La République démocratique du Congo a formellement condamné ce qu’elle qualifie d'”agression rwandaise”, suite à la prise stratégique de la ville d’Uvira, au Sud-Kivu, par les rebelles du Mouvement du 23 mars (M23). Dans un communiqué officiel, le gouvernement congolais alerte sur une “grave détérioration de la situation sécuritaire” qui menace directement les fragiles processus de paix en cours.
Les accusations de Kinshasa sont précises et graves. Les autorités congolaises affirment que l’offensive rebelle, caractérisée par l’emploi de drones kamikazes, est directement soutenue par les forces armées rwandaises. Cette assistance militaire présumée aurait permis au M23 de remporter des avancées significatives, causant selon le communiqué des pertes civiles et des dégâts matériels considérables. L’utilisation de cette technologie marque une escalade inquiétante dans les moyens déployés par les insurgés.
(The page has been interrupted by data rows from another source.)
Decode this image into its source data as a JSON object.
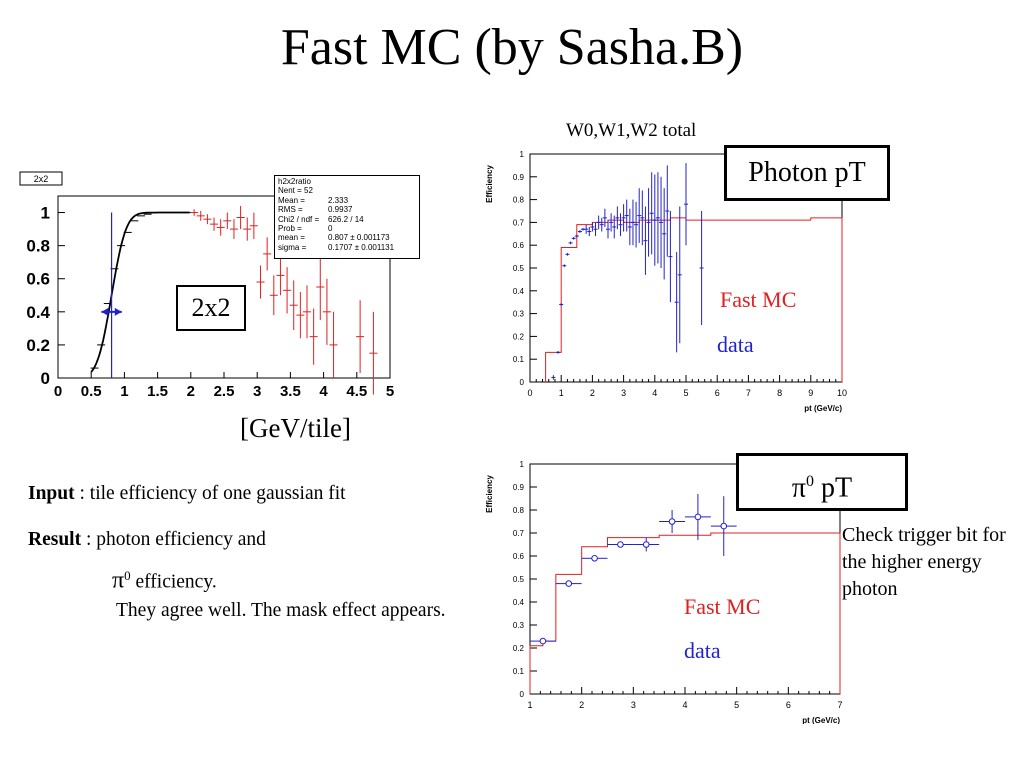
{
  "slide": {
    "title": "Fast MC (by Sasha.B)",
    "unit_label": "[GeV/tile]",
    "left_box_label": "2x2",
    "photon_title": "W0,W1,W2 total",
    "photon_box": "Photon pT",
    "pi_box_symbol": "π",
    "pi_box_sup": "0",
    "pi_box_rest": " pT",
    "fastmc_label": "Fast MC",
    "data_label": "data",
    "note": "Check trigger bit for the higher energy photon",
    "input_bold": "Input",
    "input_rest": " : tile efficiency of one gaussian fit",
    "result_bold": "Result",
    "result_rest": " : photon efficiency and",
    "result_pi": "π",
    "result_pi_sup": "0",
    "result_pi_rest": " efficiency.",
    "result_line3": "They agree well. The mask effect appears."
  },
  "stats": {
    "title": "h2x2ratio",
    "rows": [
      {
        "k": "Nent = 52",
        "v": ""
      },
      {
        "k": "Mean  =",
        "v": "2.333"
      },
      {
        "k": "RMS   =",
        "v": "0.9937"
      },
      {
        "k": "Chi2 / ndf =",
        "v": "626.2 / 14"
      },
      {
        "k": "Prob  =",
        "v": "0"
      },
      {
        "k": "mean  =",
        "v": "0.807 ± 0.001173"
      },
      {
        "k": "sigma  =",
        "v": "0.1707 ± 0.001131"
      }
    ]
  },
  "chart_data": [
    {
      "type": "scatter",
      "id": "tile",
      "hist_title": "2x2",
      "xlabel": "",
      "ylabel": "",
      "xlim": [
        0,
        5
      ],
      "ylim": [
        0,
        1.1
      ],
      "xticks": [
        "0",
        "0.5",
        "1",
        "1.5",
        "2",
        "2.5",
        "3",
        "3.5",
        "4",
        "4.5",
        "5"
      ],
      "yticks": [
        "0",
        "0.2",
        "0.4",
        "0.6",
        "0.8",
        "1"
      ],
      "fit": {
        "function": "gaussian CDF",
        "mean": 0.807,
        "sigma": 0.1707
      },
      "series": [
        {
          "color": "#000000",
          "points": [
            [
              0.55,
              0.06,
              0
            ],
            [
              0.65,
              0.2,
              0
            ],
            [
              0.75,
              0.45,
              0
            ],
            [
              0.85,
              0.66,
              0
            ],
            [
              0.95,
              0.8,
              0
            ],
            [
              1.05,
              0.88,
              0
            ],
            [
              1.15,
              0.95,
              0
            ],
            [
              1.25,
              0.98,
              0
            ],
            [
              1.35,
              0.99,
              0
            ],
            [
              1.45,
              1.0,
              0
            ],
            [
              1.55,
              1.0,
              0
            ],
            [
              1.65,
              1.0,
              0
            ],
            [
              1.75,
              1.0,
              0
            ],
            [
              1.85,
              1.0,
              0
            ],
            [
              1.95,
              1.0,
              0
            ]
          ]
        },
        {
          "color": "#e02020",
          "points": [
            [
              2.05,
              1.0,
              0.02
            ],
            [
              2.15,
              0.98,
              0.03
            ],
            [
              2.25,
              0.96,
              0.03
            ],
            [
              2.35,
              0.93,
              0.04
            ],
            [
              2.45,
              0.91,
              0.05
            ],
            [
              2.55,
              0.95,
              0.05
            ],
            [
              2.65,
              0.9,
              0.06
            ],
            [
              2.75,
              0.97,
              0.07
            ],
            [
              2.85,
              0.9,
              0.07
            ],
            [
              2.95,
              0.92,
              0.08
            ],
            [
              3.05,
              0.58,
              0.1
            ],
            [
              3.15,
              0.75,
              0.1
            ],
            [
              3.25,
              0.5,
              0.12
            ],
            [
              3.35,
              0.62,
              0.12
            ],
            [
              3.45,
              0.53,
              0.14
            ],
            [
              3.55,
              0.44,
              0.15
            ],
            [
              3.65,
              0.38,
              0.14
            ],
            [
              3.75,
              0.4,
              0.16
            ],
            [
              3.85,
              0.25,
              0.17
            ],
            [
              3.95,
              0.55,
              0.2
            ],
            [
              4.05,
              0.4,
              0.2
            ],
            [
              4.15,
              0.2,
              0.2
            ],
            [
              4.55,
              0.25,
              0.22
            ],
            [
              4.75,
              0.15,
              0.25
            ]
          ]
        }
      ]
    },
    {
      "type": "line",
      "id": "photon",
      "title": "W0,W1,W2 total",
      "xlabel": "pt (GeV/c)",
      "ylabel": "Efficiency",
      "xlim": [
        0,
        10
      ],
      "ylim": [
        0,
        1
      ],
      "xticks": [
        "0",
        "1",
        "2",
        "3",
        "4",
        "5",
        "6",
        "7",
        "8",
        "9",
        "10"
      ],
      "yticks": [
        "0",
        "0.1",
        "0.2",
        "0.3",
        "0.4",
        "0.5",
        "0.6",
        "0.7",
        "0.8",
        "0.9",
        "1"
      ],
      "series": [
        {
          "name": "Fast MC",
          "color": "#e02020",
          "edges": [
            0.5,
            1,
            1.5,
            2,
            2.5,
            3,
            3.5,
            4,
            4.5,
            5,
            6,
            7,
            8,
            9,
            10
          ],
          "values": [
            0.13,
            0.59,
            0.69,
            0.7,
            0.71,
            0.7,
            0.71,
            0.71,
            0.72,
            0.71,
            0.71,
            0.71,
            0.71,
            0.72
          ]
        },
        {
          "name": "data",
          "color": "#2222cc",
          "points": [
            [
              0.75,
              0.02,
              0.01
            ],
            [
              0.9,
              0.13,
              0
            ],
            [
              1.0,
              0.34,
              0
            ],
            [
              1.1,
              0.51,
              0
            ],
            [
              1.2,
              0.56,
              0
            ],
            [
              1.3,
              0.61,
              0
            ],
            [
              1.4,
              0.63,
              0
            ],
            [
              1.5,
              0.64,
              0
            ],
            [
              1.6,
              0.66,
              0
            ],
            [
              1.7,
              0.67,
              0
            ],
            [
              1.8,
              0.67,
              0.02
            ],
            [
              1.9,
              0.66,
              0.02
            ],
            [
              2.0,
              0.68,
              0.02
            ],
            [
              2.1,
              0.67,
              0.03
            ],
            [
              2.2,
              0.7,
              0.03
            ],
            [
              2.3,
              0.69,
              0.03
            ],
            [
              2.4,
              0.72,
              0.04
            ],
            [
              2.5,
              0.67,
              0.04
            ],
            [
              2.6,
              0.7,
              0.04
            ],
            [
              2.7,
              0.68,
              0.05
            ],
            [
              2.8,
              0.72,
              0.05
            ],
            [
              2.9,
              0.69,
              0.05
            ],
            [
              3.0,
              0.72,
              0.06
            ],
            [
              3.1,
              0.73,
              0.07
            ],
            [
              3.2,
              0.68,
              0.08
            ],
            [
              3.3,
              0.7,
              0.1
            ],
            [
              3.4,
              0.69,
              0.1
            ],
            [
              3.5,
              0.73,
              0.12
            ],
            [
              3.6,
              0.72,
              0.12
            ],
            [
              3.7,
              0.62,
              0.15
            ],
            [
              3.8,
              0.7,
              0.15
            ],
            [
              3.9,
              0.74,
              0.18
            ],
            [
              4.0,
              0.71,
              0.2
            ],
            [
              4.1,
              0.72,
              0.2
            ],
            [
              4.2,
              0.7,
              0.2
            ],
            [
              4.3,
              0.65,
              0.2
            ],
            [
              4.4,
              0.75,
              0.2
            ],
            [
              4.5,
              0.55,
              0.2
            ],
            [
              4.7,
              0.35,
              0.22
            ],
            [
              4.8,
              0.47,
              0.3
            ],
            [
              5.0,
              0.78,
              0.18
            ],
            [
              5.5,
              0.5,
              0.25
            ]
          ]
        }
      ]
    },
    {
      "type": "line",
      "id": "pi0",
      "xlabel": "pt (GeV/c)",
      "ylabel": "Efficiency",
      "xlim": [
        1,
        7
      ],
      "ylim": [
        0,
        1
      ],
      "xticks": [
        "1",
        "2",
        "3",
        "4",
        "5",
        "6",
        "7"
      ],
      "yticks": [
        "0",
        "0.1",
        "0.2",
        "0.3",
        "0.4",
        "0.5",
        "0.6",
        "0.7",
        "0.8",
        "0.9",
        "1"
      ],
      "series": [
        {
          "name": "Fast MC",
          "color": "#e02020",
          "edges": [
            1,
            1.25,
            1.5,
            1.75,
            2,
            2.5,
            3,
            3.5,
            4,
            4.5,
            5,
            7
          ],
          "values": [
            0.21,
            0.23,
            0.52,
            0.52,
            0.64,
            0.68,
            0.68,
            0.69,
            0.69,
            0.7,
            0.7
          ]
        },
        {
          "name": "data",
          "color": "#2222cc",
          "points": [
            [
              1.25,
              0.23,
              0.25,
              0.01
            ],
            [
              1.75,
              0.48,
              0.25,
              0.01
            ],
            [
              2.25,
              0.59,
              0.25,
              0.01
            ],
            [
              2.75,
              0.65,
              0.25,
              0.02
            ],
            [
              3.25,
              0.65,
              0.25,
              0.03
            ],
            [
              3.75,
              0.75,
              0.25,
              0.05
            ],
            [
              4.25,
              0.77,
              0.25,
              0.1
            ],
            [
              4.75,
              0.73,
              0.25,
              0.13
            ]
          ]
        }
      ]
    }
  ]
}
Cette nouvelle crise s’inscrit dans un conflit récurrent qui ravage l’est de la RDC depuis près de trois décennies. Le M23, un groupe rebelle à dominante tutsi, avait été militairement défait en 2013 avant de resurgir fin 2021, reprochant à Kinshasa de ne pas avoir honoré des accords de démobilisation. Depuis, Kinshasa et une majorité d’experts onusiens accusent systématiquement le Rwanda de soutenir militairement la rébellion, une allégation que Kigali rejette catégoriquement, rétorquant que la RDC collabore avec des groupes armés hostiles au Rwanda.
Les perspectives immédiates sont sombres et pourraient redéfinir les équilibres régionaux. La chute d’Uvira, ville clé sur les rives du lac Tanganyika, ouvre potentiellement un nouveau front au Sud-Kivu et isole davantage Kinshasa dans l’est du pays. La ministre congolaise des Affaires étrangères, Thérèse Kayikwamba Wagner, a explicitement appelé les États-Unis à étendre les sanctions ciblées contre le Rwanda. Cet appel vise à faire pression sur Kigali et, selon les termes du communiqué, à “restaurer la crédibilité” des efforts de médiation américains, parrainés à l’origine par l’ancien président Donald Trump.
La réponse rwandaise ne s’est pas fait attendre. Le gouvernement de Paul Kagame a démenti toute implication et a contre-attaqué en accusant la RDC et le Burundi, son allié dans la région, d’avoir relancé les hostilités. Ce dialogue de sourds perpétue un cycle d’accusations qui paralyse toute résolution durable du conflit. La communauté internationale, notamment les États-Unis et l’Union africaine, se retrouve une fois de plus dans la position délicate d’arbitre face à des récits diamétralement opposés et à une escalade sur le terrain.
Analystes et observateurs sur place craignent que cette avancée du M23 ne déclenche de nouveaux déplacements massifs de populations dans une région déjà saturée de camps de déplacés. Elle risque également d’exacerber les tensions intercommunautaires et de provoquer des représailles contre des civils. La situation met en lumière l’échec cuisant des mécanismes de sécurité régionaux, comme la force de l’East African Community, qui s’est retirée récemment, et la fragilité extrême des accords politiques censés apaiser la région. L’est de la RDC semble s’enfoncer dans une nouvelle phase de violence, avec des conséquences humanitaires potentiellement catastrophiques.